After converting to Catholicism in 1956 and opening two New York thrift shops for needy musicians, Williams was persuaded to resume performing by priests. “They told me that nobody was playing real jazz anymore and that I had to get out there. They made me feel that I could help people with my music.” At Gillespie’s invitation, she performed with him at the 1957 Newport Jazz Festival. Afterward she began a nationwide campaign to persuade radio stations to resume programming jazz, and established an annual jazz festival in Pittsburgh. Meanwhile she composed three complete jazz masses. The final one, later entitled Mary Lou’s Mass, was commissioned by the Vatican in 1969, introduced at the U.N. and became the first jazz score ever performed during a Mass at St. Patrick’s Cathedral. Refusing to let jazz die, Williams founded her own label, Mary Records; it is one of the oldest artist-owned labels in existence. “If you’re going to get something done,” she says, “you can never take no for an answer, and you got to do it yourself.”

Pursued by Frank Tirro, chairman of the Duke music department, she signed a two-year contract as a university artist-in-residence in 1977, and another for three years in 1978. Says Duke president Terry Sanford: “She is absolutely irreplaceable.” The school’s undergraduates agree. Her two classes, each with an enrollment of about 85, are among the most popular on campus. (Sales of jazz albums in the area have increased 40 percent since her residency began.) The rest of the week she teaches students privately at her home for up to $40 an hour. She is composing music for the Duke Wind Symphony, is scheduled to have her own night next month at the Spoleto Festival in Charleston, S.C., and will perform for three weeks this summer at the Knickerbocker Saloon in New York.
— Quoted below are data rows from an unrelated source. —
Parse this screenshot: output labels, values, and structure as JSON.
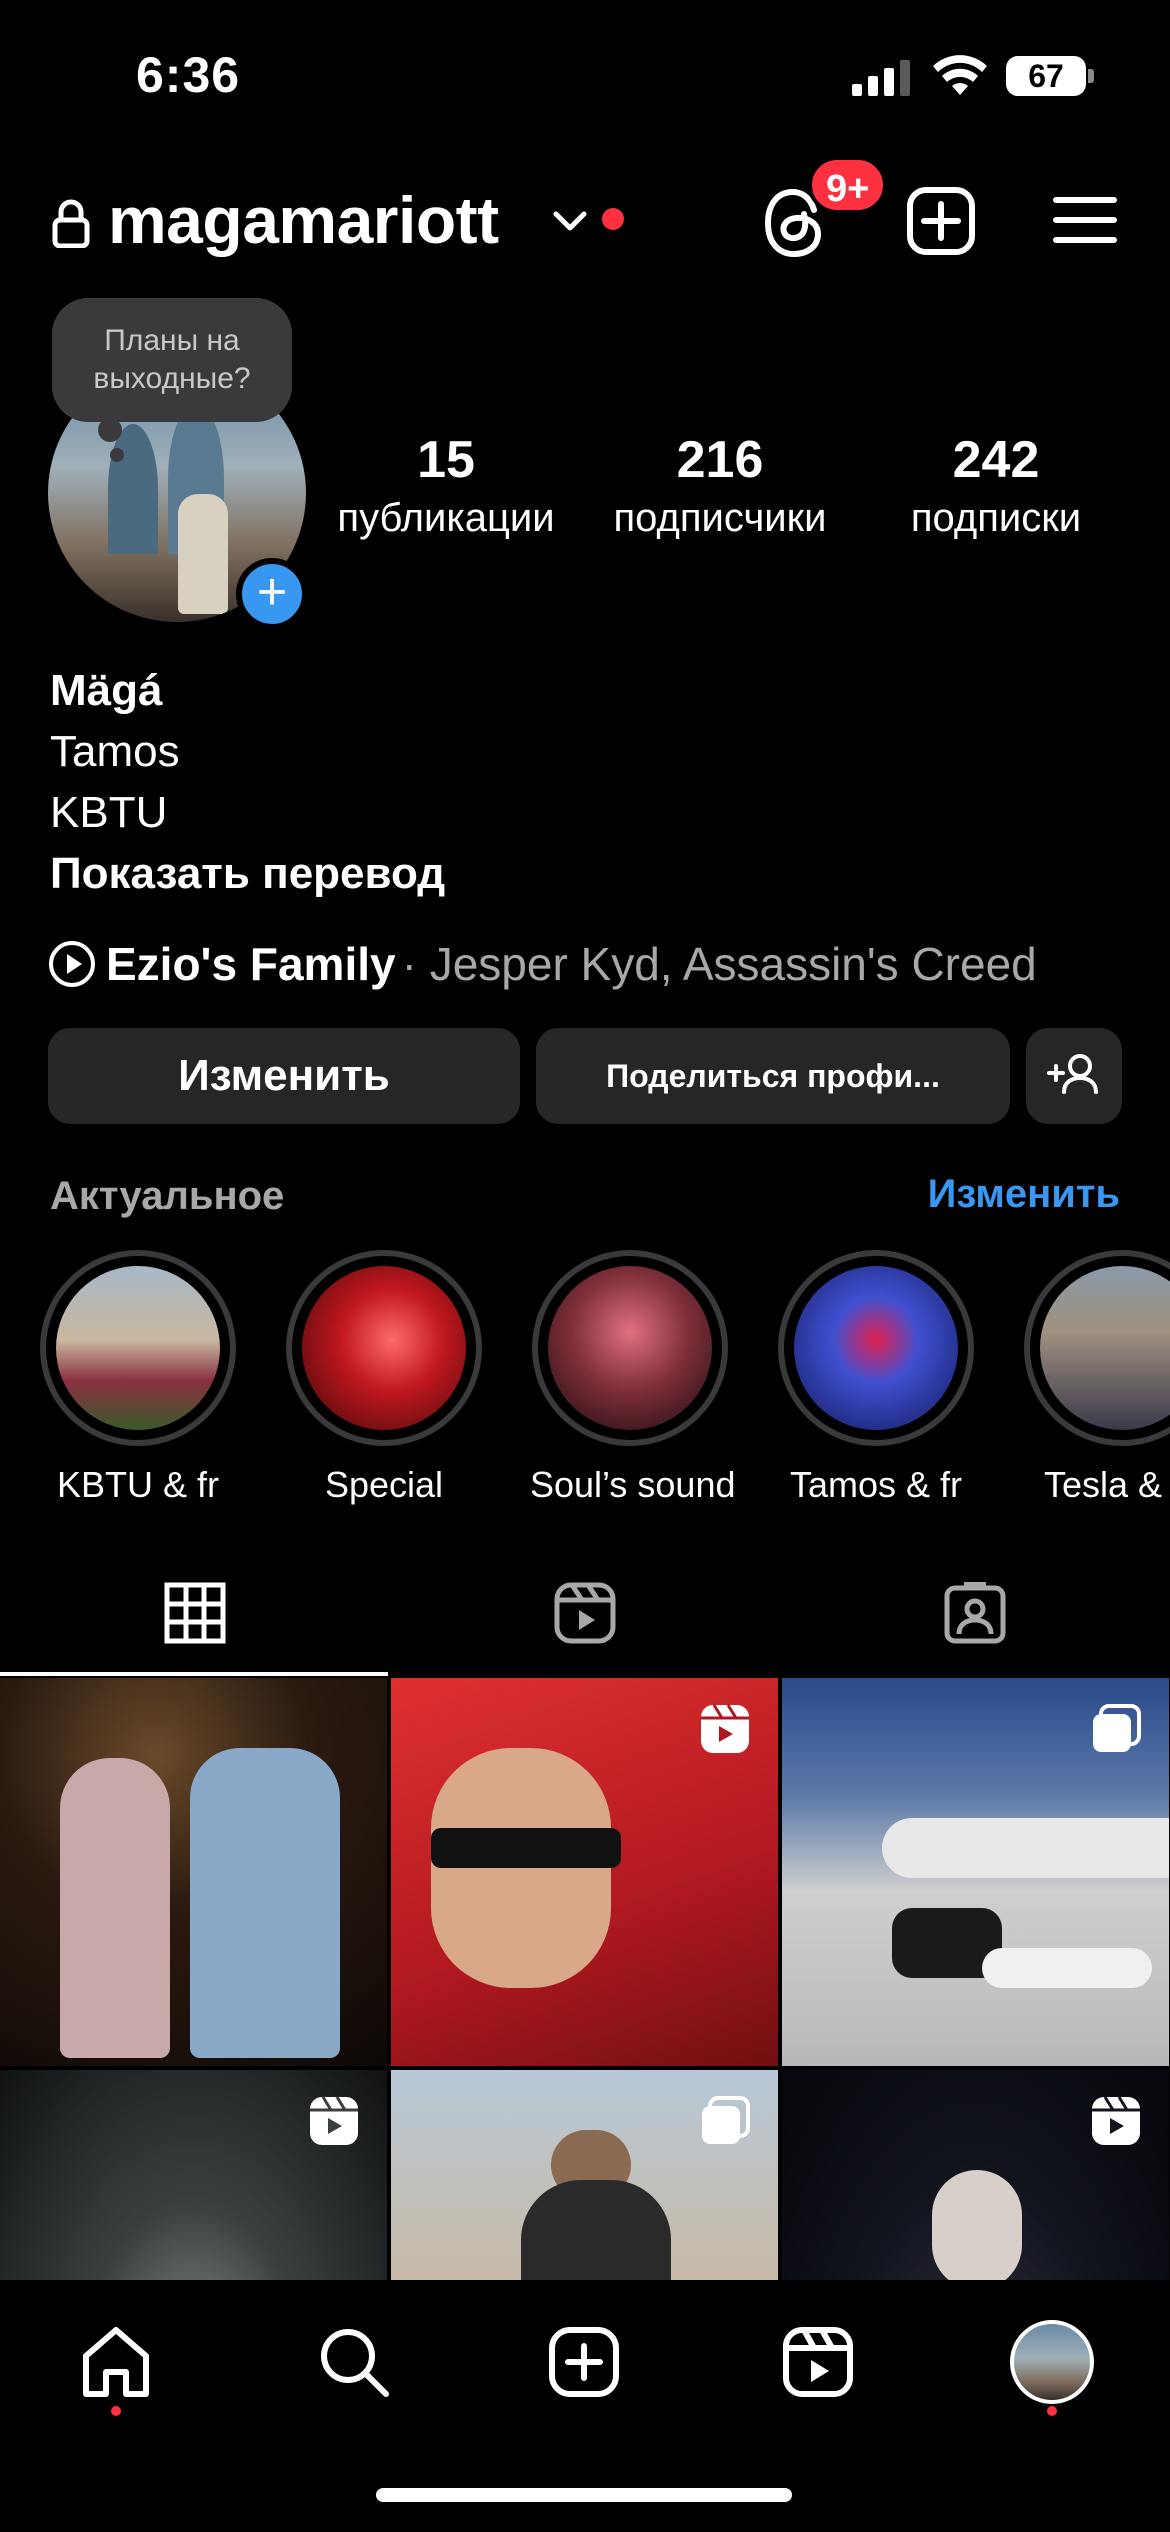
{
  "status_bar": {
    "time": "6:36",
    "battery": "67"
  },
  "header": {
    "username": "magamariott",
    "threads_badge": "9+"
  },
  "profile": {
    "note": "Планы на выходные?",
    "stats": [
      {
        "value": "15",
        "label": "публикации"
      },
      {
        "value": "216",
        "label": "подписчики"
      },
      {
        "value": "242",
        "label": "подписки"
      }
    ],
    "name": "Mägá",
    "bio_lines": [
      "Tamos",
      "KBTU"
    ],
    "translate_label": "Показать перевод",
    "music": {
      "song": "Ezio's Family",
      "artist": "· Jesper Kyd, Assassin's Creed"
    }
  },
  "actions": {
    "edit_label": "Изменить",
    "share_label": "Поделиться профи..."
  },
  "highlights": {
    "title": "Актуальное",
    "edit_label": "Изменить",
    "items": [
      {
        "label": "KBTU & fr"
      },
      {
        "label": "Special"
      },
      {
        "label": "Soul’s sound"
      },
      {
        "label": "Tamos & fr"
      },
      {
        "label": "Tesla &"
      }
    ]
  },
  "tabs": [
    "grid-icon",
    "reels-icon",
    "tagged-icon"
  ],
  "grid_posts": [
    {
      "type": "photo"
    },
    {
      "type": "reel"
    },
    {
      "type": "carousel"
    },
    {
      "type": "reel"
    },
    {
      "type": "carousel"
    },
    {
      "type": "reel"
    }
  ],
  "bottom_nav": [
    "home-icon",
    "search-icon",
    "create-icon",
    "reels-icon",
    "profile-avatar"
  ],
  "colors": {
    "accent": "#3897f0",
    "badge": "#ff3040",
    "button_bg": "#262626"
  }
}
Living alone in a nine-room house filled with memorabilia, Williams is sustained more by her music and her sense of self than by friends. Though she is close to Gillespie and Miles Davis, she rarely sees them. She still has her apartment in Harlem, but almost never goes there. “You see, I wasn’t raised like most people,” she says. “I’m a loner. Duke Ellington said something—music was his mistress. Well, the same thing happened to me. You can have a husband or a boyfriend, fall in love, and they leave you when you least expect it. That can kill you. But I couldn’t care less if I’m with somebody. Music is my constant companion. It lives right here in my mind. It saves me.”